Friday, May 2, 2008

Should the medium drive the message?

For nearly half a century, consumer culture has been influenced by the notion that the “medium is the message.” Superficially understood, however, this cultural truism has become a straight-jacket for digital communication.

In their infancies, new media technologies are short-sightedly diagrammed by their moving parts rather than imagined according to the sum of those parts. Consequently, brand message in the digital world is too often conveyed within a narrow mechanistic world view that prioritizes information over communication. In this world view, the challenge to communicate a brand’s strategic, experiential and fundamentally humanistic dimensions is largely forsaken, displaced by the sterile, safe predictability afforded in uniform site structure sparsely furnished with animated obstacles. When the medium myopically drives the message, the creative engine of brand message is short-circuited.

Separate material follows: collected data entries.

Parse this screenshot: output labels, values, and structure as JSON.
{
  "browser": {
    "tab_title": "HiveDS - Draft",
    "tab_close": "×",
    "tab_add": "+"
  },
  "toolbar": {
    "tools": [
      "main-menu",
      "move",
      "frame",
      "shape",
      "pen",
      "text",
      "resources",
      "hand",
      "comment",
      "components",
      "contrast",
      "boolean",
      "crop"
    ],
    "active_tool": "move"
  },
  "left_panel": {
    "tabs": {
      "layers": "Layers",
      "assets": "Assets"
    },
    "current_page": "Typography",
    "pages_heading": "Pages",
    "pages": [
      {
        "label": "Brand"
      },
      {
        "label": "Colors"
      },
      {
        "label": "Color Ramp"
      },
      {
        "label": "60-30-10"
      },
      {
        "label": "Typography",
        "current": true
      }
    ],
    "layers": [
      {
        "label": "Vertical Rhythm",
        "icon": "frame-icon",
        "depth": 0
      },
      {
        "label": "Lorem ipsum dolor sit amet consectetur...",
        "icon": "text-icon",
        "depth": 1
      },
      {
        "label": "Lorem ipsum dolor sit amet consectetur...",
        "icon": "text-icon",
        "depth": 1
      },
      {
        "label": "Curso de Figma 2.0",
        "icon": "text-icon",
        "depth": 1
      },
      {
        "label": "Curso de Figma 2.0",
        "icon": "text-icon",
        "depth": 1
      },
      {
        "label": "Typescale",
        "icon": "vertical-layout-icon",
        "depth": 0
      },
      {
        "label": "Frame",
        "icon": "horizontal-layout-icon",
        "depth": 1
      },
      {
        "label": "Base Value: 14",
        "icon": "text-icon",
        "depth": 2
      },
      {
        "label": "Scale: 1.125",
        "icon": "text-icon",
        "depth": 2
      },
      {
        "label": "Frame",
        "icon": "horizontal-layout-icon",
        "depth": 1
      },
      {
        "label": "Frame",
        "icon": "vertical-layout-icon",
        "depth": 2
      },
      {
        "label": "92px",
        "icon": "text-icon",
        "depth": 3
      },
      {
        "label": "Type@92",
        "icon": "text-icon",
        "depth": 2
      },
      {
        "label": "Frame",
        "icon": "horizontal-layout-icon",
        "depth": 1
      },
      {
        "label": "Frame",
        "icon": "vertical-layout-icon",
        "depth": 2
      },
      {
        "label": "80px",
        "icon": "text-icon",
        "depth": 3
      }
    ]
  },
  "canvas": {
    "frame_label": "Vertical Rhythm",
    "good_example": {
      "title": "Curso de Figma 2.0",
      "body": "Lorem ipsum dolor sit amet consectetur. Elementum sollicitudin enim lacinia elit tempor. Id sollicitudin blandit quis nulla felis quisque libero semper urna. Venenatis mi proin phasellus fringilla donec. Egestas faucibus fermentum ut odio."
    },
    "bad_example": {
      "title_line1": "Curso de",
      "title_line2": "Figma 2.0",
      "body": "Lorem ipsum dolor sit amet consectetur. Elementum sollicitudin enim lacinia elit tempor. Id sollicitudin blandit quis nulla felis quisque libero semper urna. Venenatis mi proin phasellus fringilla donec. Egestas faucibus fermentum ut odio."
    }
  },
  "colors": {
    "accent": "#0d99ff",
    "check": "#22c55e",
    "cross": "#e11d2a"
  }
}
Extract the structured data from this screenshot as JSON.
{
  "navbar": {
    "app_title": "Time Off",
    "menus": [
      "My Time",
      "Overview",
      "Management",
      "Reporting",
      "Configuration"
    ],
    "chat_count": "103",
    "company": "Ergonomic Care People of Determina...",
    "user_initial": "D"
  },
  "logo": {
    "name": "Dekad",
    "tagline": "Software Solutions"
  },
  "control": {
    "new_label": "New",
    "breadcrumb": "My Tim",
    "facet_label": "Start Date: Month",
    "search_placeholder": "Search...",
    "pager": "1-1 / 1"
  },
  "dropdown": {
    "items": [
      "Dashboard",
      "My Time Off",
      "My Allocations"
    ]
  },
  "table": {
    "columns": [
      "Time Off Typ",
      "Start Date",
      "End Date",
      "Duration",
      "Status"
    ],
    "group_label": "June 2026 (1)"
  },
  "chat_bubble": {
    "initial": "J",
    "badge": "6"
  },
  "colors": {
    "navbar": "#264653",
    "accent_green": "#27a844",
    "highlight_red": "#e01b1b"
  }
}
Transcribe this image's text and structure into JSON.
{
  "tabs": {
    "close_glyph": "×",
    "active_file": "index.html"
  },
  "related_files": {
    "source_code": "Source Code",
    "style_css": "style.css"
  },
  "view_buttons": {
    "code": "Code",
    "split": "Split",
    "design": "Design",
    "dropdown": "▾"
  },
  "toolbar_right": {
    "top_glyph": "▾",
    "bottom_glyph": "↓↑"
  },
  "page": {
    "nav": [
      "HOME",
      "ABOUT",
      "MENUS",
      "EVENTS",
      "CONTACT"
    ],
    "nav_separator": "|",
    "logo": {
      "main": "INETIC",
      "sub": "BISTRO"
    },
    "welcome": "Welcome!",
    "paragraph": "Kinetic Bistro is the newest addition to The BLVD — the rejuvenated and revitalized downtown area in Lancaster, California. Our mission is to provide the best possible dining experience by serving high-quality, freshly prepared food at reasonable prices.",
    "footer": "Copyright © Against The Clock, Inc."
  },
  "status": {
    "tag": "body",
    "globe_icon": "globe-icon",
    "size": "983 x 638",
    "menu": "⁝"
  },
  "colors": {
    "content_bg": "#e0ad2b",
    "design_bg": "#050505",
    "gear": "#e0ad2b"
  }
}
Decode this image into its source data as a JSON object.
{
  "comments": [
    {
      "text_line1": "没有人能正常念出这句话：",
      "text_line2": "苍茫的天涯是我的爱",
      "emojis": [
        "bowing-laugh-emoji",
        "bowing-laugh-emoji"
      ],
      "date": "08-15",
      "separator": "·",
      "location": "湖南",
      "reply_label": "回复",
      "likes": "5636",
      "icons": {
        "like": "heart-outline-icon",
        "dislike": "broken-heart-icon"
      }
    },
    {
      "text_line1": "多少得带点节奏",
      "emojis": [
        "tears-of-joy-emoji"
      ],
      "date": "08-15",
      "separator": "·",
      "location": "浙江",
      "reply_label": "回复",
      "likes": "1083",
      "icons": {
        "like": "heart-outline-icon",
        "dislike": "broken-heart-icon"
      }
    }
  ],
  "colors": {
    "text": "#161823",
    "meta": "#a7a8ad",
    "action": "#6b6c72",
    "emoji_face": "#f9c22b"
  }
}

Or should the message drive the medium?

Against the increasingly formulaic strictures of the existing world view, the emerging imperative for the next wave of digital agencies demands just communication of a brand’s significance. As a complex tapestry of intellectual, emotional and experiential dimensions, each brand message calls for media through which it can be conveyed with equal richness and vitality. Expressing these intricacies in cyberspace requires that the realization of digital media pertain to a new design paradigm. Henceforth, brand message must inspire the design of digital media, shaping the contours of the medium itself to become a means of real communication for the virtual realm.